Fibromyalgia and Stress

What is Fibromyalgia?

It is estimated that fibromyalgia affects roughly 10 million people in America alone, most of them women. The cause of fibromyalgia continues to be elusive, but recent research has begun to narrow some of the causes down to a central nervous system disorder. It is also labeled as a chronic neurological illness that causes intense muscular pain and weakness and is characterized by fatigue, pain, and sleeplessness. Chronic fibromyalgia pain is something that can be a lifelong ordeal and it often takes its toll on relationships, job performance, and quality of life.

How Does Stress Affect Fibromyalgia?

One of the precursors to fibromyalgia is stress. Although we say that stress can be a good thing, the fact for fibromyalgia sufferers is that stress is a trigger for the disorder. Muscle pain can be triggered by stress, as can headaches, nausea, and depression. The hormones that are released with stress interfere with pain receptors and end up causing serious grief. It works like this:

· When a stressful event occurs the hypothalamus (part of the brain) becomes involved and releases a hormone called corticotrophin releasing factor (CRF) that protects us from stress by enhancing our mood.

· The CRF then signals the pituitary gland to release another hormone called Adrenocorticotropic hormone corticotrophin (ACHT) which tells the adrenal glands to release cortisol. Cortisol speeds up the metabolism.

· At the same time that all of this is happening, the brain stem and spinal cord signal the adrenal glands to secrete epinephrine, preparing the body for the flight or fight response. The heart rate, breathing and alertness pick up.

· The signal system goes back to the pituitary gland and the new stress level is assessed. If the stress is reduced the process stops - otherwise it repeats itself. Extended over a long period of time, the cycle can have a negative effect upon both mental and physical health.

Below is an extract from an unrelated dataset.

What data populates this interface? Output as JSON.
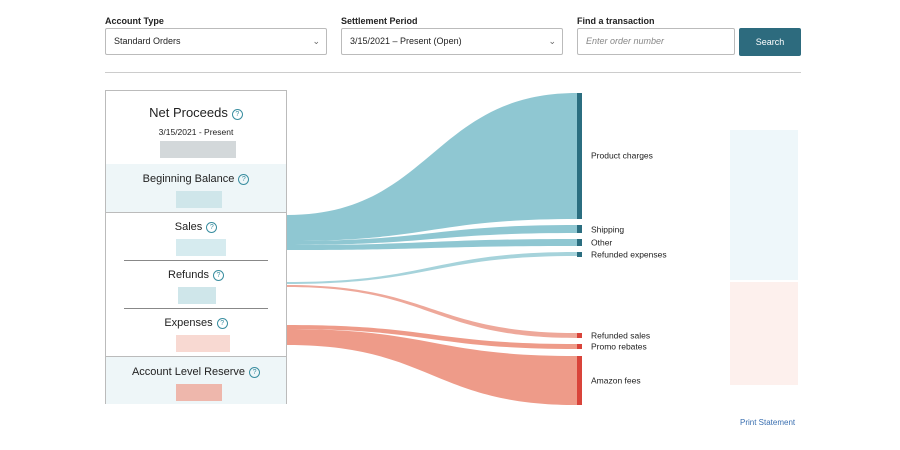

If you have fibromyalgia, you must learn to deal with stress rather than live with it because it is stress that will exacerbate the symptoms of the condition. Stress causes muscle tightening, an increase in blood pressure and can trigger headaches, depression and other symptoms. Stress also causes extreme fatigue and affects perception of pain, making FM sufferers more susceptible to pain than people who don't have the condition. It is possible to eliminate certain stressful triggers with behavior modification and nutritional supplements.

5 Effective Ways to Deal with Stress

Loosening the grip of stress is often easier said than done, usually because people with FM tend to put themselves and their self-care at the bottom on the list rather than at the top. Some simple lifestyle changes can make stress levels subside considerably.

1. Biofeedback therapy can teach a person how to control stress in their lives.

2. Exercise promotes good health and releases endorphins, the body's natural pain killers and mood enhancers.

3. Ensuring good sleep is particularly important - even though sleeplessness is common with FM.

4. Relaxation therapy calms the body and the mind and can be very effective.

5. A warm bath or sitting in a hot tub or steam room decreases the secretion of stress hormones and raises the levels of endorphins. An added bonus is that the moist heat relaxes muscles as well.

How Vitamin B12 is Linked to Fibromyalgia

Nutritionally, there has been a strong link between vitamin B12 deficiency and fibromyalgia with numerous studies confirming the connection. B vitamins help to regulate the biochemical functions discussed earlier and as a result can reduce stress. You may know that the B vitamins, particularly B3, B6, and B12 are known as stress vitamins and a deficiency of these vitamins manifest in the same way as many FM symptoms, particularly:

· Anxiety

· Nervousness

· Depression

· Exhaustion

· Insomnia

· Muscle soreness

· Numbness

Recommended dosages of B12 vary from individual to individual so it is best to have a doctor get a baseline B12 measurement in order to find out what the level of deficiency is. Vitamin B12 can be administered by injection, pill or patch and, when taken as part of a holistic therapy for treatment of FM, it can be very effective in addressing stress-related symptoms.